Issued by: Staff writer – Joan Hendricks
The pay gap in the private sector is still extremely high said labour law expert in an interview with Refilwe Moloto on Cape Talk recently.
She said that employers use excuses such as lack of work experience to side-line women and that policies such as equal pay for equal work and laws upheld in the Employment Equity Act are not being adequately enforced.
Last year the Global Wage Report for 2018/2019 released research (as published on the South African website) that showed women, on average, making 20% less than their male equals globally and that men make 26.1% more when it comes to hourly income.
It also showed that the gender pay gap in South Africa had doubled since 2017 as there was a difference of 10% in 2017 but that changed in 2018 when it went up to little under 30% and then dropped again to 22%.

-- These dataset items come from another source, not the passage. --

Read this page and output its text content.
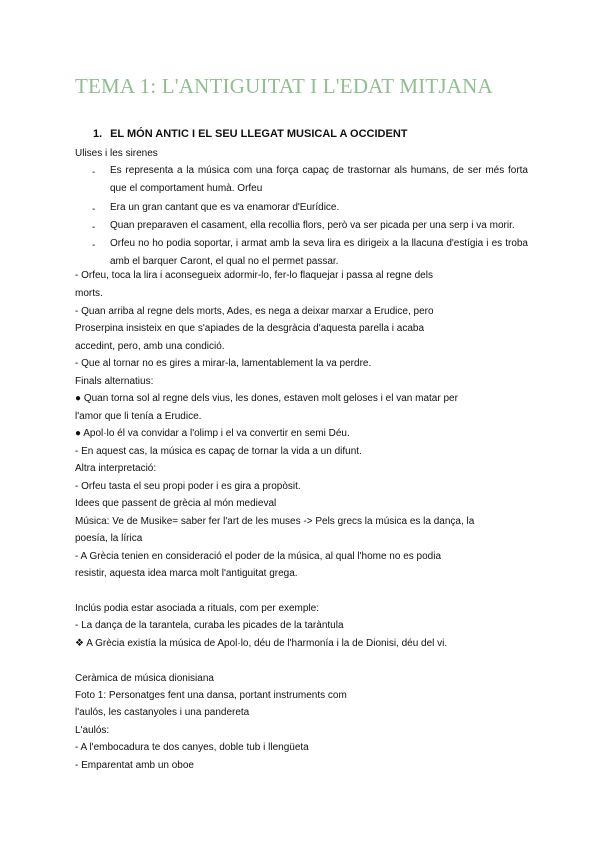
TEMA 1: L'ANTIGUITAT I L'EDAT MITJANA
1. EL MÓN ANTIC I EL SEU LLEGAT MUSICAL A OCCIDENT
Ulises i les sirenes
- Es representa a la música com una força capaç de trastornar als humans, de ser més forta
que el comportament humà. Orfeu
- Era un gran cantant que es va enamorar d'Eurídice.
- Quan preparaven el casament, ella recollia flors, però va ser picada per una serp i va morir.
- Orfeu no ho podia soportar, i armat amb la seva lira es dirigeix a la llacuna d'estígia i es troba
amb el barquer Caront, el qual no el permet passar.
- Orfeu, toca la lira i aconsegueix adormir-lo, fer-lo flaquejar i passa al regne dels
morts.
- Quan arriba al regne dels morts, Ades, es nega a deixar marxar a Erudice, pero
Proserpina insisteix en que s'apiades de la desgràcia d'aquesta parella i acaba
accedint, pero, amb una condició.
- Que al tornar no es gires a mirar-la, lamentablement la va perdre.
Finals alternatius:
● Quan torna sol al regne dels vius, les dones, estaven molt geloses i el van matar per
l'amor que li tenía a Erudice.
● Apol·lo él va convidar a l'olimp i el va convertir en semi Déu.
- En aquest cas, la música es capaç de tornar la vida a un difunt.
Altra interpretació:
- Orfeu tasta el seu propi poder i es gira a propòsit.
Idees que passent de grècia al món medieval
Música: Ve de Musike= saber fer l'art de les muses -> Pels grecs la música es la dança, la
poesía, la lírica
- A Grècia tenien en consideració el poder de la música, al qual l'home no es podia
resistir, aquesta idea marca molt l'antiguitat grega.
Inclús podia estar asociada a rituals, com per exemple:
- La dança de la tarantela, curaba les picades de la taràntula
❖ A Grècia existía la música de Apol·lo, déu de l'harmonía i la de Dionisi, déu del vi.
Ceràmica de música dionisiana
Foto 1: Personatges fent una dansa, portant instruments com
l'aulós, les castanyoles i una pandereta
L'aulós:
- A l'embocadura te dos canyes, doble tub i llengüeta
- Emparentat amb un oboe
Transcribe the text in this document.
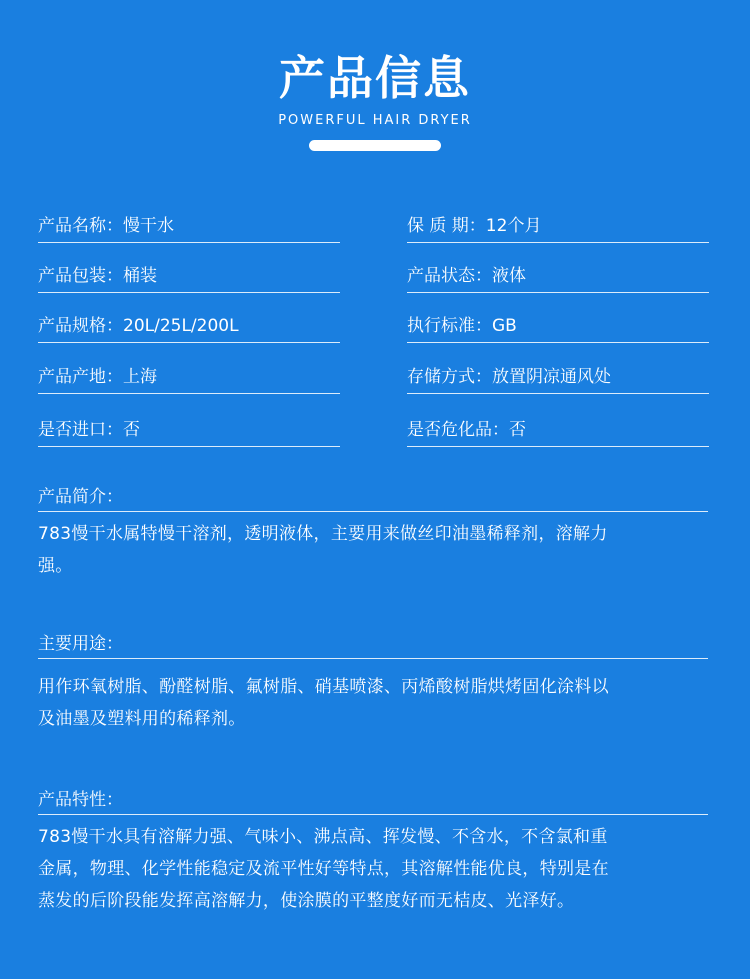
产品信息
POWERFUL HAIR DRYER
产品名称：慢干水
产品包装：桶装
产品规格：20L/25L/200L
产品产地：上海
是否进口：否
保 质 期：12个月
产品状态：液体
执行标准：GB
存储方式：放置阴凉通风处
是否危化品：否
产品简介：
783慢干水属特慢干溶剂，透明液体，主要用来做丝印油墨稀释剂，溶解力
强。
主要用途：
用作环氧树脂、酚醛树脂、氟树脂、硝基喷漆、丙烯酸树脂烘烤固化涂料以
及油墨及塑料用的稀释剂。
产品特性：
783慢干水具有溶解力强、气味小、沸点高、挥发慢、不含水，不含氯和重
金属，物理、化学性能稳定及流平性好等特点，其溶解性能优良，特别是在
蒸发的后阶段能发挥高溶解力，使涂膜的平整度好而无桔皮、光泽好。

“Women are under-represented in all hourly wages. In fact, across the world, a sizeable proportion of women are left out of wage employment. In the case of high-income countries. Reduced participation of women in wage employment may be the consequence of motherhood status.” – Global Wage Report
Men believe the gender pay gap is made up
Meanwhile, a study done by the International Monetary Fund suggests that the benefits of women in the workplace are even greater than originally thought with women bringing new skills to the workplace, boosting productivity as well as the size of the workforce. Thus, IMF Head Christine Lagarde says that the world economy would also be less prone to financial collapse with more women in senior roles.
Time magazine recently published an article about an online poll that was conducted earlier this year, of 8,566 American adults reflected nearly half of men (46%) believe that the pay gap “is made up to serve a political purpose,” rather than being a “legitimate issue.” And about a quarter of men ages 18 to 34 (24%) say that media reports of men and women being paid unequally are “fake news,” one option provided in the poll. Overall, 62% of Americans believe that men make more money than women for similar types of work, with men and younger Americans most likely to incorrectly say that there is no gap in pay.
But the gender pay gap is a very real issue affecting women all over the world. With more and more research indicating that men and women are compensated differently for the same work, with women being paid much less money than their male counterparts.
Stricter laws might be a solution
Law for all’s Managing Director, Adv. Jackie Nagtegaal told IOL that stricter laws need to be implemented that requires companies to offer equal pay from the get-go. It should not be left up to employees to identify or become aware of pay disparity within their workplaces and then have to take a case to the CCMA, Labour Court, the Equality Court or Ombudsman; pay equality should be a given.
“There is also an international call for employers to be more transparent about their operations so that equality is a fundamental and not an exception in the workplace,” says Nagtegaal.
When or if these laws will be implemented remains to be seen but until then the gender pay gap issue is will continue to be a topic of great concern in the fight to build a fair and equal society.